Based on improv comedy’s golden rule of saying “yes, and” to any development in the skit, the idea here is to avoid hitting a creative dead-end by accepting all changes and simply organically moving from one suggestion to the next. Rather stopping at an idea that isn’t perfect. If there’s something wrong with a suggestion, take your opportunity to amend or workshop it. Evolve the idea. Improve it.
3. Don’t Get Stuck & Be Fast
Another important technique in brainstorming is forced succinctness. When emphasizing that everyone gets a shot at improving an idea or coming up with their suggestion, it’s important not to find yourself spending an inordinate amount of time on a single person’s vision.
There’s no doubt that some ideas are better fleshed out than others, but encourage everyone to provide an attractive “elevator pitch” of their idea rather than present an entire plan off the bat.
Require team members to come up with ways to explain the most useful or engaging parts of their idea. And when it’s circled back to at another stage in the planning process, they can find ways to extrapolate on it. And take in suggestions to improve it further.
4. Get Visual
Visualization is an important technique in brainstorming to get certain ideas across to others in a quick and fast fashion. A picture can be a thousand words (or more). And it doesn’t need to be objectively well-done or have any sort of artistic merit to serve its purpose.
When relying on visualization, encourage team members to either prepare visual aids for their brainstorming ideas or simply sketch certain parts and processes of their ideas on a paper or whiteboard. This technique further elaborates on the idea that speed is important in brainstorming. By cutting down on unnecessary explanation where a visual medium can help provide a much clearer picture.
5. Include Everyone
There are two great techniques for involving everyone in the brainstorming session. The first is a basic round-robin, giving everyone a set amount of time to present their idea, as discussed previously. The other is the stepladder technique, which manages how team members get involved in decision making and are ideal for smaller groups.
The stepladder technique relies on a core of creative powerhouses (usually just two people) discussing ideas in a room together while the rest of the team brainstorms on their own. A third member is brought into the room to present their idea first, and then they hear about what has already been addressed, and how their idea might contribute. Then a fourth member enters, presenting their idea, listening to what’s been talked about, and so on.
For teams of twenty or more, this type of brainstorming is relatively unrealistic, and can easily take all day. But smaller creative teams can benefit greatly from this technique. It forces the ever-growing group to listen to a person’s ideas without them having been influenced by what’s already been discussed and deliberated (i.e. groupthink).
6. Brainstorming Online
Learning to brainstorm over the internet is especially important for businesses working remotely from home. In addition to out of coworking spaces, and other workspaces.
Any of the techniques above can be adapted into virtual brainstorming via an array of digital tools. This includes teleconferencing software and collaborative editing software, but it still takes a little practice to get used to brainstorming outside of physical space.
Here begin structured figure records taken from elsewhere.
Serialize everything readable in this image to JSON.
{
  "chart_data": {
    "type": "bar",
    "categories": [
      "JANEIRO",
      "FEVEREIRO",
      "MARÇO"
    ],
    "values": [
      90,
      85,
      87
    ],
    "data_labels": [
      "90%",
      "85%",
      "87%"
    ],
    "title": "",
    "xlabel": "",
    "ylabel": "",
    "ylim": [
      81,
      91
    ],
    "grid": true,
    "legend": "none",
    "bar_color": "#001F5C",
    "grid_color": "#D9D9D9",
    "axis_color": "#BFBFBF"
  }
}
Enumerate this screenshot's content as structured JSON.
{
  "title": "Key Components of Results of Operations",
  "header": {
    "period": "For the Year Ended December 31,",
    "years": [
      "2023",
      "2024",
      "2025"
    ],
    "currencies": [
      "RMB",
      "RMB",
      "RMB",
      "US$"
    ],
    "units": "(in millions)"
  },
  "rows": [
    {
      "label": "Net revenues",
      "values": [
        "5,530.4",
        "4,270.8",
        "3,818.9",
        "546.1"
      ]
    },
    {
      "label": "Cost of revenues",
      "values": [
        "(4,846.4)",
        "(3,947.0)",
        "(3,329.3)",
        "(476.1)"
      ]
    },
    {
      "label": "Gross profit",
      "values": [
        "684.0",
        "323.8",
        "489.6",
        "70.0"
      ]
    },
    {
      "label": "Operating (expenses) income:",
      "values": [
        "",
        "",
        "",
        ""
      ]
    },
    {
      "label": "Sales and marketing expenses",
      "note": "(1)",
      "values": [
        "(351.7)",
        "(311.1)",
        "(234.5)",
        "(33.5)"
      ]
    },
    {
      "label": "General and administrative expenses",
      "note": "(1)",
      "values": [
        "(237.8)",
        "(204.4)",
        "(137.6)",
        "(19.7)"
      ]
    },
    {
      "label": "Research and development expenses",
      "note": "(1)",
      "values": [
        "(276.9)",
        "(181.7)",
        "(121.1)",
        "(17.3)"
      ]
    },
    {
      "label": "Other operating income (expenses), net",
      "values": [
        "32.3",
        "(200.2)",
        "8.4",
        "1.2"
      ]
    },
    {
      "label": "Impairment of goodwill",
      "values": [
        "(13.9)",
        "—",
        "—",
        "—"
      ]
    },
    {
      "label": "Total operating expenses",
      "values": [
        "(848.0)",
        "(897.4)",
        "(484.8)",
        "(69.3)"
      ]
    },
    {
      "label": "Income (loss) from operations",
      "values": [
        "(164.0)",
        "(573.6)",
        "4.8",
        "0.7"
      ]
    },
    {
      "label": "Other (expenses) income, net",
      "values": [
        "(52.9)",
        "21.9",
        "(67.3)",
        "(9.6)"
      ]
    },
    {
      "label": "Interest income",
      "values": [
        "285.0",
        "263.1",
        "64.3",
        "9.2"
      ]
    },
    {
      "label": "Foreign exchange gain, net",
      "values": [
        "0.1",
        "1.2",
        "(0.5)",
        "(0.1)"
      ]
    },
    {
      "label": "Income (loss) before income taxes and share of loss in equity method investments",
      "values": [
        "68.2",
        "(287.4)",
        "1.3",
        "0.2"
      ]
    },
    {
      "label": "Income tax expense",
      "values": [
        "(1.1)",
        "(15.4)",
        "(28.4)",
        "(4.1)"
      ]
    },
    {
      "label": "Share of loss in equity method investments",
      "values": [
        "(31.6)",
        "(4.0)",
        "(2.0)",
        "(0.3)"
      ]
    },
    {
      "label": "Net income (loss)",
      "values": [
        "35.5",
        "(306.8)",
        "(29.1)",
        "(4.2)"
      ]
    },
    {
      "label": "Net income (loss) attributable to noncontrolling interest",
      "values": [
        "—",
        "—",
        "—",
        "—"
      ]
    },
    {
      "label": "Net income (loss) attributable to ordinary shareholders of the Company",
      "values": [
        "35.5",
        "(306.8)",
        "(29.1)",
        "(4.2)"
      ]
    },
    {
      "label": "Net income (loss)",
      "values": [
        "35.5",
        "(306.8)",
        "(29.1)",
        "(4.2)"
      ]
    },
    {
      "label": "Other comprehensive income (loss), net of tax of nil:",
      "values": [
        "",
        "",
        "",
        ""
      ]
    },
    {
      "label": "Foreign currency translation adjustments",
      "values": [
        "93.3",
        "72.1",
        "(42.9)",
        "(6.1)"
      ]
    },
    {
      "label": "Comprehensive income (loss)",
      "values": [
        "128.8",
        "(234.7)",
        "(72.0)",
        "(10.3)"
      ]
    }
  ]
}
You can let team members join the call one-by-one to simulate a stepladder decision-making process. Or give everyone a few minutes to present their ideas round-robin style and use a variety of software to aid in explaining and presenting your ideas and suggestions.
Brainstorming doesn’t need to be difficult or frustrating. It can be extremely fruitful with a little bit of cooperation and a focus on the core tenets of swift, expedient presentation and improvisation. Avoid getting hung up on the details, and move from idea to idea, taking notes as you go along.